The Pile (340 Billion tokens)
- Follows the same pipeline above but uses WARC format directly instead of WET format. Uses justText to extract text directly from WARC and pycld2 instead of fastText for language detection. Imposes stringent quality requirements. This results in 250 GB of English text.
- Uses Fuzzy deduplication
- Emphasizing on the quality and diversity, the dataset contains text from various sources as shown in the table below (taken from the paper)

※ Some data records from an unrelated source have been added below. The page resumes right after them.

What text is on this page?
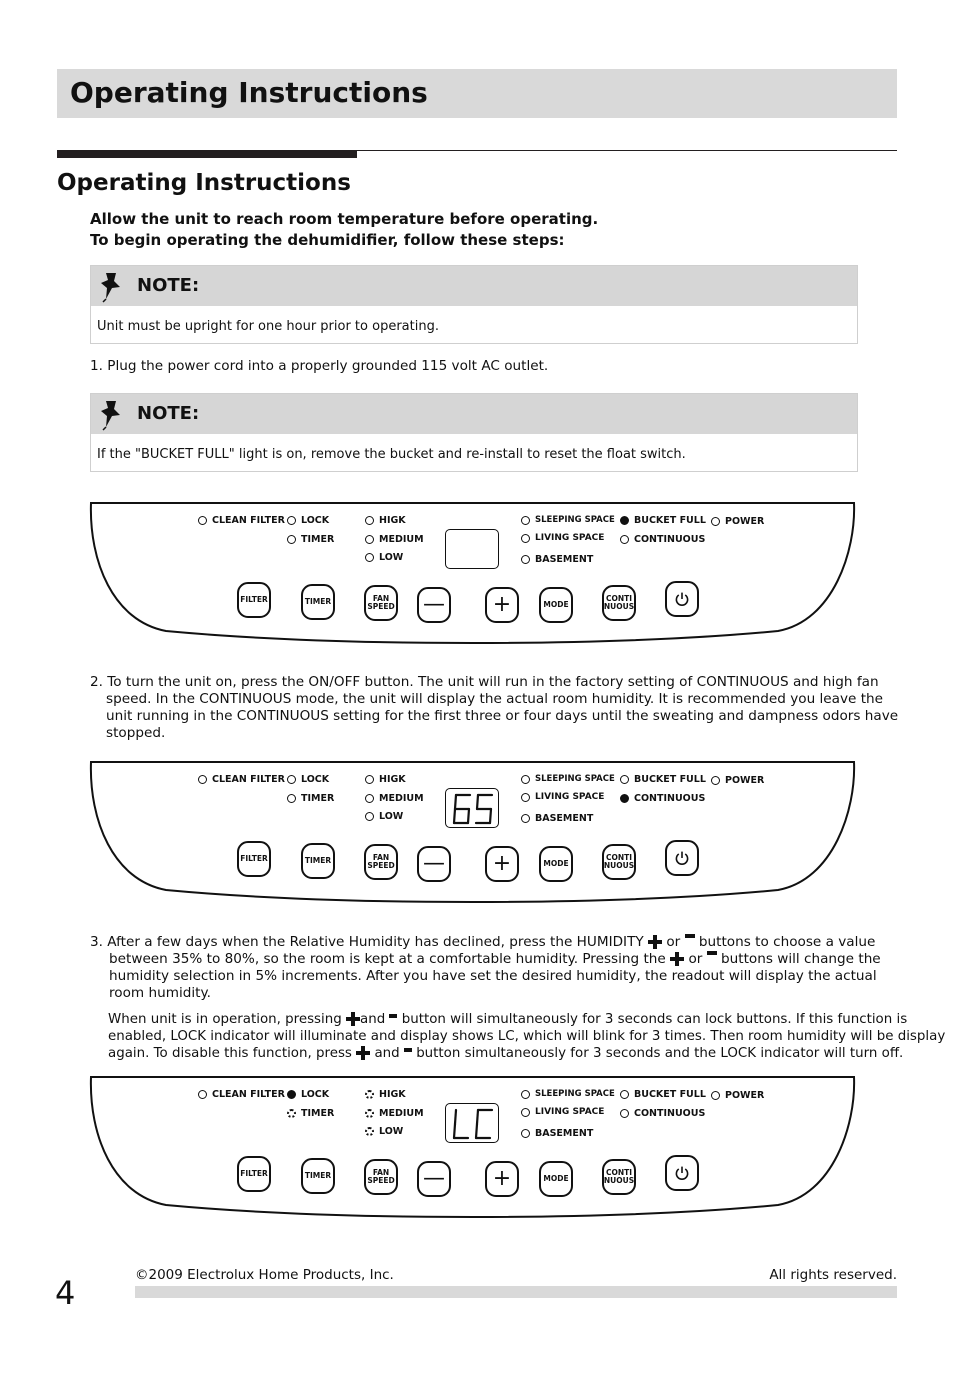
Operating Instructions
Operating Instructions
Allow the unit to reach room temperature before operating.
To begin operating the dehumidifier, follow these steps:
NOTE:
Unit must be upright for one hour prior to operating.
1. Plug the power cord into a properly grounded 115 volt AC outlet.
NOTE:
If the "BUCKET FULL" light is on, remove the bucket and re-install to reset the float switch.
CLEAN FILTER LOCK
TIMER
HIGK
MEDIUM
LOW
SLEEPING SPACE
LIVING SPACE
BASEMENT
BUCKET FULL
CONTINUOUS
POWER
FILTER	TIMER	FAN
SPEED — +	MODE
CONTI
NUOUS
2. To turn the unit on, press the ON/OFF button. The unit will run in the factory setting of CONTINUOUS and high fan
speed. In the CONTINUOUS mode, the unit will display the actual room humidity. It is recommended you leave the
unit running in the CONTINUOUS setting for the first three or four days until the sweating and dampness odors have
stopped.
CLEAN FILTER LOCK
TIMER
HIGK
MEDIUM
LOW
SLEEPING SPACE
LIVING SPACE
BASEMENT
BUCKET FULL
CONTINUOUS
POWER
FILTER	TIMER	FAN
SPEED — +	MODE
CONTI
NUOUS
3. After a few days when the Relative Humidity has declined, press the HUMIDITY or buttons to choose a value
between 35% to 80%, so the room is kept at a comfortable humidity. Pressing the or buttons will change the
humidity selection in 5% increments. After you have set the desired humidity, the readout will display the actual
room humidity.
When unit is in operation, pressing and button will simultaneously for 3 seconds can lock buttons. If this function is
enabled, LOCK indicator will illuminate and display shows LC, which will blink for 3 times. Then room humidity will be display
again. To disable this function, press and button simultaneously for 3 seconds and the LOCK indicator will turn off.
CLEAN FILTER LOCK
TIMER
HIGK
MEDIUM
LOW
SLEEPING SPACE
LIVING SPACE
BASEMENT
BUCKET FULL
CONTINUOUS
POWER
FILTER	TIMER	FAN
SPEED — +	MODE
CONTI
NUOUS
©2009 Electrolux Home Products, Inc.	All rights reserved.
4
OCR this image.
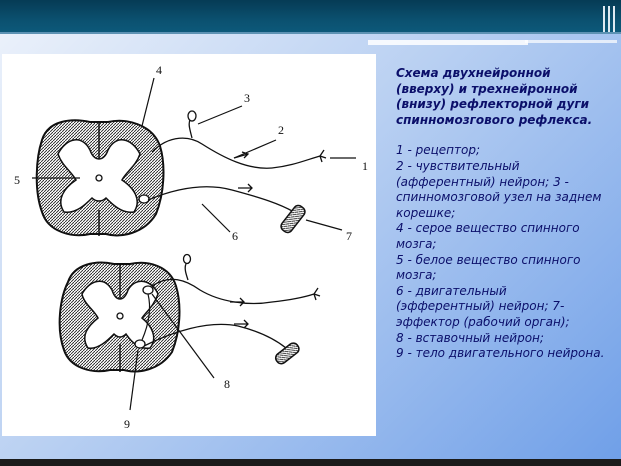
4
3
2
1
5
6	7
8
9
Схема двухнейронной (вверху) и трехнейронной (внизу) рефлекторной дуги спинномозгового рефлекса.
1 - рецептор;
2 - чувствительный (афферентный) нейрон; 3 - спинномозговой узел на заднем корешке;
4 - серое вещество спинного мозга;
5 - белое вещество спинного мозга;
6 - двигательный (эфферентный) нейрон; 7- эффектор (рабочий орган);
8 - вставочный нейрон;
9 - тело двигательного нейрона.
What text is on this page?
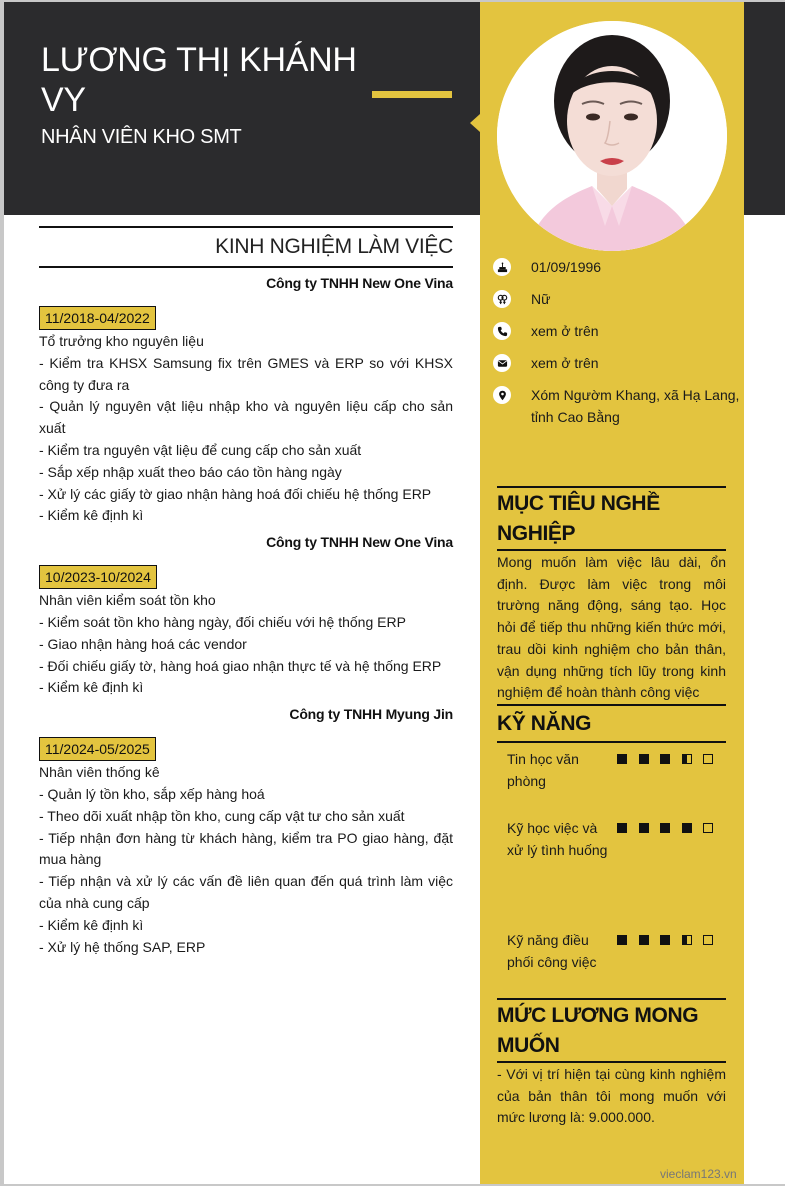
LƯƠNG THỊ KHÁNH VY
NHÂN VIÊN KHO SMT
01/09/1996
Nữ
xem ở trên
xem ở trên
Xóm Ngườm Khang, xã Hạ Lang, tỉnh Cao Bằng
MỤC TIÊU NGHỀ NGHIỆP
Mong muốn làm việc lâu dài, ổn định. Được làm việc trong môi trường năng động, sáng tạo. Học hỏi để tiếp thu những kiến thức mới, trau dồi kinh nghiệm cho bản thân, vận dụng những tích lũy trong kinh nghiệm để hoàn thành công việc
KỸ NĂNG
Tin học văn phòng
Kỹ học việc và xử lý tình huống
Kỹ năng điều phối công việc
MỨC LƯƠNG MONG MUỐN
- Với vị trí hiện tại cùng kinh nghiệm của bản thân tôi mong muốn với mức lương là: 9.000.000.
vieclam123.vn
KINH NGHIỆM LÀM VIỆC
Công ty TNHH New One Vina
11/2018-04/2022
Tổ trưởng kho nguyên liệu
- Kiểm tra KHSX Samsung fix trên GMES và ERP so với KHSX công ty đưa ra
- Quản lý nguyên vật liệu nhập kho và nguyên liệu cấp cho sản xuất
- Kiểm tra nguyên vật liệu để cung cấp cho sản xuất
- Sắp xếp nhập xuất theo báo cáo tồn hàng ngày
- Xử lý các giấy tờ giao nhận hàng hoá đối chiếu hệ thống ERP
- Kiểm kê định kì
Công ty TNHH New One Vina
10/2023-10/2024
Nhân viên kiểm soát tồn kho
- Kiểm soát tồn kho hàng ngày, đối chiếu với hệ thống ERP
- Giao nhận hàng hoá các vendor
- Đối chiếu giấy tờ, hàng hoá giao nhận thực tế và hệ thống ERP
- Kiểm kê định kì
Công ty TNHH Myung Jin
11/2024-05/2025
Nhân viên thống kê
- Quản lý tồn kho, sắp xếp hàng hoá
- Theo dõi xuất nhập tồn kho, cung cấp vật tư cho sản xuất
- Tiếp nhận đơn hàng từ khách hàng, kiểm tra PO giao hàng, đặt mua hàng
- Tiếp nhận và xử lý các vấn đề liên quan đến quá trình làm việc của nhà cung cấp
- Kiểm kê định kì
- Xử lý hệ thống SAP, ERP
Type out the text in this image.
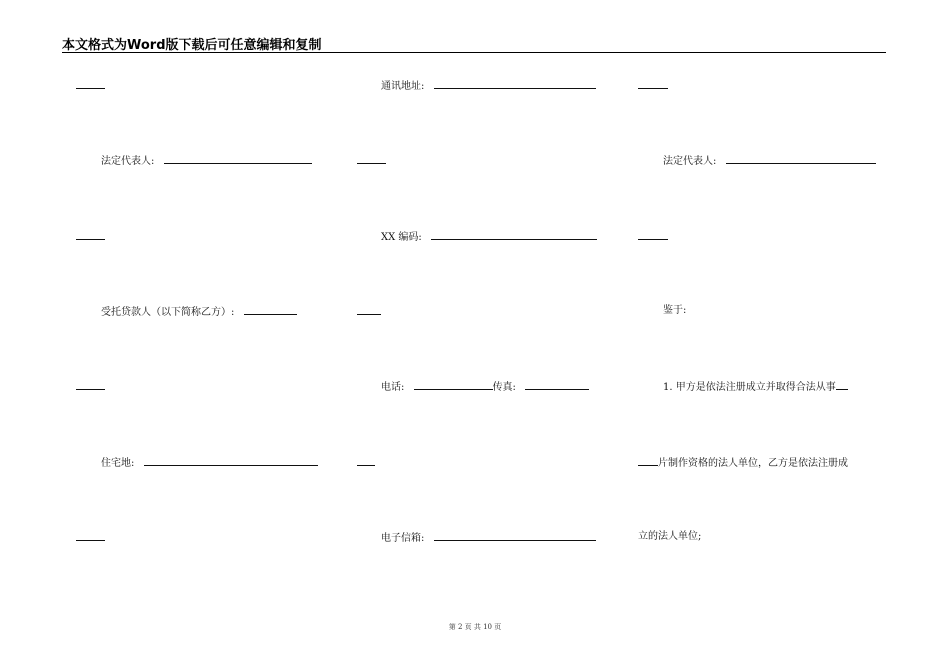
本文格式为Word版下载后可任意编辑和复制
法定代表人:
受托贷款人（以下简称乙方）:
住宅地:
通讯地址:
XX 编码:
电话:	传真:
电子信箱:
法定代表人:
鉴于:
1. 甲方是依法注册成立并取得合法从事
片制作资格的法人单位，乙方是依法注册成
立的法人单位;
第 2 页 共 10 页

- For this reason it is called curated dataset
Refined-web (5 Trillion tokens)
- Once again, the quality of data matters! Extract directly from WARC
- Uses both exact and fuzzy deduplication
- Important: It uses data from the Web only (that is, extracted from CC ). Not from diverse sources as suggested in the pile.
End note
- The list is not exhaustive. I can quote a few more datasets, say RedPajama, MassiveWeb and so on. The underlying data pipeline of all large-scale datasets follows more or less the pipeline described in CCNet or fastText. The released datasets are either curated or derived from CC.
Questions to Ponder
- Will we run out of unique high-quality text data soon?
- How scalable is the curation?
- How good are these datasets? How do we measure? (one idea is to see the impact on zero-shot generalization of LLMs as mentioned in [6])
- How do we build a dataset for Indic languages? There are great open-source initiatives by AI4Bharat and other organizations.